Life-saving Data Management

20 February 2023

In emergency services, time is of the essence. The faster a response team can arrive on the scene, the higher the chances of saving lives. By using telematics and real-time data, operational policing can drastically transform the way they respond to emergencies. Using geo-fencing and the data provided by telematics can help dispatchers identify the closest available emergency vehicle and direct it to the scene in a matter of seconds. This can save valuable minutes which can mean the difference between life and death.

Moreover, telematics data can be used to monitor the behaviour of drivers in emergency service fleets. With this data, dispatchers and managers can identify unsafe driving practices, such as excessive speeding or hard braking, and take corrective action to prevent accidents. This can help reduce the risk of injuries and fatalities not only for emergency service personnel but also for the public. A recent Lightbulb pilot showed an improvement in driver scores of over 18% points in only 90 days!

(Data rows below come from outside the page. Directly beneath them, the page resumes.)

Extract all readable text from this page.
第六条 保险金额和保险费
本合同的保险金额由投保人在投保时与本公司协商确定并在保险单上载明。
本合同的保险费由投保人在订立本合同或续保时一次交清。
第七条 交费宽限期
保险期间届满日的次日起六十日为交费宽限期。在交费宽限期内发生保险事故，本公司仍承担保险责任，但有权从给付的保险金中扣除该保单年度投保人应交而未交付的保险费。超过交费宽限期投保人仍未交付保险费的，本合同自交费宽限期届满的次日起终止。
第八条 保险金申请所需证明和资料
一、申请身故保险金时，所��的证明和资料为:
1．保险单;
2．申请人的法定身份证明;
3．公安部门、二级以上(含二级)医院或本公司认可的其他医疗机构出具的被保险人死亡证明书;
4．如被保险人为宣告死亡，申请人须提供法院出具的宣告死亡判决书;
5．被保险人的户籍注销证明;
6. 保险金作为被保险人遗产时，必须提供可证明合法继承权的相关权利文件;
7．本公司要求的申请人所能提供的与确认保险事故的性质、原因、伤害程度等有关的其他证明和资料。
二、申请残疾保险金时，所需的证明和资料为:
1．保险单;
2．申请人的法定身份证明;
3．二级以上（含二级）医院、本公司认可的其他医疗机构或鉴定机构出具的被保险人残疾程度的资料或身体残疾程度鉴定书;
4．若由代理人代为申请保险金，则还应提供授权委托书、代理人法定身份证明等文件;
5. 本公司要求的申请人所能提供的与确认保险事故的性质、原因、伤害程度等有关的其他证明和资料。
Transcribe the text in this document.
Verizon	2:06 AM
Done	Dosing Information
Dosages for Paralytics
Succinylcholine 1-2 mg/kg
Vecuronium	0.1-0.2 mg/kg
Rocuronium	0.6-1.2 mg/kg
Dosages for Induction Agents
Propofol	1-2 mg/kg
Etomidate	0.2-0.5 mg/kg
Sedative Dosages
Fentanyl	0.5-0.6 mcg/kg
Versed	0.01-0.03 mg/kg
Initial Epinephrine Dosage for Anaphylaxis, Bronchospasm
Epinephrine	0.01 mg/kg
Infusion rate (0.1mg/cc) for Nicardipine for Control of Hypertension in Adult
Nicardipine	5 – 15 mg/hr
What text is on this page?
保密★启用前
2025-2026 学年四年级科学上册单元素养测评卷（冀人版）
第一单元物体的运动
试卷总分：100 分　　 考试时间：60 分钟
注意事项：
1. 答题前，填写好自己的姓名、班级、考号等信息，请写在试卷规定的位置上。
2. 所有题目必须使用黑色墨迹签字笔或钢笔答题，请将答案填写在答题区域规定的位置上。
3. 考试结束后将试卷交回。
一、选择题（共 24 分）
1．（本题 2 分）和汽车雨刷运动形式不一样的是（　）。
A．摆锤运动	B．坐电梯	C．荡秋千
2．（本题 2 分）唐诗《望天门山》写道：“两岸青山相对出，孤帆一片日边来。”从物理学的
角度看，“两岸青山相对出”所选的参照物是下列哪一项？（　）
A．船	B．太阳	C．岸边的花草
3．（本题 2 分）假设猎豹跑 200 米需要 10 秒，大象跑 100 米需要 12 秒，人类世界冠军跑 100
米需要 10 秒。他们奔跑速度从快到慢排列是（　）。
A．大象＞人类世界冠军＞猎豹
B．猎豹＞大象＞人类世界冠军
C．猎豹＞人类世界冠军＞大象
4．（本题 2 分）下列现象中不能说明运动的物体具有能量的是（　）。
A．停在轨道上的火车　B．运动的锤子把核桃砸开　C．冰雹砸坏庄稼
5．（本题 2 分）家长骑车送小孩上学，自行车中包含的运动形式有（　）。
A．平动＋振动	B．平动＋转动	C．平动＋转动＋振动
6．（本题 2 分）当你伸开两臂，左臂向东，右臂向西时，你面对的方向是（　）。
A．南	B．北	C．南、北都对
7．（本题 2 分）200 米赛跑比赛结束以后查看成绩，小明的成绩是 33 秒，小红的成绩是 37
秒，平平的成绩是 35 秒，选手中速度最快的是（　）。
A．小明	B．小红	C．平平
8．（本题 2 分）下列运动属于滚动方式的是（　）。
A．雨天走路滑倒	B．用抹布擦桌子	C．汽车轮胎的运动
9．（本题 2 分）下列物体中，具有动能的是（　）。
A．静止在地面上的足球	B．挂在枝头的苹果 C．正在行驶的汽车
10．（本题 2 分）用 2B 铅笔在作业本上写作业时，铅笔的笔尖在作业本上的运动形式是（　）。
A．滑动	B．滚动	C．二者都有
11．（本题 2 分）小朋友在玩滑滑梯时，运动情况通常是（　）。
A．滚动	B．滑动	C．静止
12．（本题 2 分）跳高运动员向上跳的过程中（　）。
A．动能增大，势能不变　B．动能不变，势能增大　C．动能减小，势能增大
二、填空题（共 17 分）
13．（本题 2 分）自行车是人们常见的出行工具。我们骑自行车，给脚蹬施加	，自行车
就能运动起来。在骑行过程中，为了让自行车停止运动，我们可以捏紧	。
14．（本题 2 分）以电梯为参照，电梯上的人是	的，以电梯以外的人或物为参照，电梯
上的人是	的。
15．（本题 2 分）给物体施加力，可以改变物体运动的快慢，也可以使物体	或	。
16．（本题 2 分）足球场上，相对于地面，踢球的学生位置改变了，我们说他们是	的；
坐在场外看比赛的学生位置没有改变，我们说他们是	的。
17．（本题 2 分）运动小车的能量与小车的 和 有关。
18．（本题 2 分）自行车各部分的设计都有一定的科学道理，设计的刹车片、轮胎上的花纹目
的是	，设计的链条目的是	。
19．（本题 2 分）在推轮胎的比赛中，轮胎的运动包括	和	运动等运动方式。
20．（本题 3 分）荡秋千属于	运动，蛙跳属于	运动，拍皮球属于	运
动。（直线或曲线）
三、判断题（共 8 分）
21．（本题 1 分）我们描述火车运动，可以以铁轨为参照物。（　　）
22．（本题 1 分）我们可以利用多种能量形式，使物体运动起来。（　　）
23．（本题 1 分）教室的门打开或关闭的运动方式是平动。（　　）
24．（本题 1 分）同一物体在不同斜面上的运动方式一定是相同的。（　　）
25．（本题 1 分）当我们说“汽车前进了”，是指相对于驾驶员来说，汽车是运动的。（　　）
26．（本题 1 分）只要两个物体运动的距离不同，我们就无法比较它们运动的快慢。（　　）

This has also assisted police fleets in managing their insurance costs, by being able to demonstrate that they have an effective driver management programme in place which not only monitors but also manages driver behaviour has led to more cost-effective premiums. It also demonstrates to insurance companies that the police fleets are using telematics data to assess improvement trends which will have a positive impact on future insurance payments.

Telematics data can also be used to optimise vehicle utilisation and lifecycle cost analysis. By tracking the mileage, fuel consumption, and maintenance schedules of emergency vehicles, managers can ensure that each vehicle is used to its maximum potential while minimising maintenance costs. Lightbulbs’ analysis has assisted many fleets to make fleet savings of up to 20% without compromising operational effectiveness through statical analysis. This can also help extend the lifespan of the vehicle, reducing the need for costly replacements.

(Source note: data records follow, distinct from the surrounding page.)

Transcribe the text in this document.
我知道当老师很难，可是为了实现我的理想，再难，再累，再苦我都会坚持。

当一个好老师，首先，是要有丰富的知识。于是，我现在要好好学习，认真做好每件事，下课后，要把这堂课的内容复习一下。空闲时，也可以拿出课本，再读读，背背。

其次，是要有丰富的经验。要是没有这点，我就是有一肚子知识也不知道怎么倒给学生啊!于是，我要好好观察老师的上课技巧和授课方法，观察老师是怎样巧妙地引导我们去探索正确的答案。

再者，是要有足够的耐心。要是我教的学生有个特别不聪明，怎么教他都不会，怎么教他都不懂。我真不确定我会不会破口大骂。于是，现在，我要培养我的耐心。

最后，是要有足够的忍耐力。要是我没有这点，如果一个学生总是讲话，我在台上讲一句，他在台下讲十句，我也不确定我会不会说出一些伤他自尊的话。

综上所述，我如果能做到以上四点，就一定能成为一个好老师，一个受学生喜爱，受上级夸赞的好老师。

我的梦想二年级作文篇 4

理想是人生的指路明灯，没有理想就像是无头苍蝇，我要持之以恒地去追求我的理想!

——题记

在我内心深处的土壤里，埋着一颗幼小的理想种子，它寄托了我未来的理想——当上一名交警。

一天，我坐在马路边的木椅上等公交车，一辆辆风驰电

However, that is only the tip of the iceberg in which telematics can optimise operational policing. Here are some ways in which data can be used to save lives in the police force:

1. Mobilise briefing and tasking

Use telematics to automatically brief officers with crimes that have occurred in their patrol area and provides officers with the intelligence they need to be aware of during the patrol. Briefing and tasking centralises information held in several systems, so officers get ‘one view’ of emerging incidents, initiatives, and tasks. The frictionless speed of the information to the patrol via an easy-to-use app means that operational police officers do not need to return to base to get updates. This increases efficiency and reduces fleet costs; some fleets saw a reduction in ‘return to base’ trips of over 50%.

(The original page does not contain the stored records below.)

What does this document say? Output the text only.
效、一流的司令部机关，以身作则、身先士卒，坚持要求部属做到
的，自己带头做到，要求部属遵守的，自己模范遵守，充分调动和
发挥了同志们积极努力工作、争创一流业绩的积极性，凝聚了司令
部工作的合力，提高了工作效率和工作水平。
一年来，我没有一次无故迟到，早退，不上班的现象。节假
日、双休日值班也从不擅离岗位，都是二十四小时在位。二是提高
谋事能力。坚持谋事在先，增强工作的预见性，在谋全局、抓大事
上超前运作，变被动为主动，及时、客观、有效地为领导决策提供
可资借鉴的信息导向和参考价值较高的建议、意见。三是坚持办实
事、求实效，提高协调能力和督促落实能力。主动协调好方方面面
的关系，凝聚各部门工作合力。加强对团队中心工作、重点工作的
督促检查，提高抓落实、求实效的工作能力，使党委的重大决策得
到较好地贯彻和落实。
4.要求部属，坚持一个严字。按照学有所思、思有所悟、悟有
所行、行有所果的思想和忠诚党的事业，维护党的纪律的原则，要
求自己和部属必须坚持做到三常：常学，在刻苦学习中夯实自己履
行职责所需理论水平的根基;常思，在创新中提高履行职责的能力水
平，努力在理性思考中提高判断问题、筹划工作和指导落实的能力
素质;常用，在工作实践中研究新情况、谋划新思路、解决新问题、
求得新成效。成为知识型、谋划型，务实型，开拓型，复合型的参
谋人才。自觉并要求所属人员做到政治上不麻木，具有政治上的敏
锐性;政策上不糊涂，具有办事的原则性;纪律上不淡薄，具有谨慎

2. Optimise emergency responses

In emergency situations, every second counts. By using data to optimise emergency response times, police operations can save lives. For example, real-time data from GPS-enabled police vehicles can be used to identify the nearest available unit to the scene of an emergency, reducing response times and increasing the chances of saving lives.


3. Predictive policing

Predictive policing uses data analysis to identify areas and people who are at higher risk of committing crimes or being victims of crimes. By targeting resources in these areas and offering interventions to people at risk, police departments can reduce crime rates and save lives. For example, by identifying high-risk areas for drug-related crimes, police departments can prevent drug overdoses and save lives. A pilot with a large police force saw a reduction of over 30% of nuisance crimes, by redirecting patrols to hotspot areas.

4. Intelligent data sharing

Police departments can save lives by sharing data with other agencies, such as fire departments and emergency medical services. By sharing data on emergency calls, police departments can ensure that emergency responders arrive at the scene of an emergency as quickly as possible, increasing the chances of saving lives.


5. Integrated AI Dashcams

The use of Integrated dashcams is currently in development. This will assist in insurance claims by providing video and image capture to reinforce the incident data recorder data currently available. It can also be used to provide real-time video streams to force control centres so enabling control room supervisors to have a ‘real life’ view of incidents as they unfold. In comparison to using a police helicopter which can cost over £2,000 per hour, this is a very cost-effective way for managers to review ongoing incidents.

In conclusion, the use of telematics and fleet management data can be a game-changer for emergency service fleets. By leveraging the power of real-time data and statistical algorithms, emergency service fleets can improve more than just response times, optimise vehicle utilisation, and decrease costs; it will further improve public safety and save lives.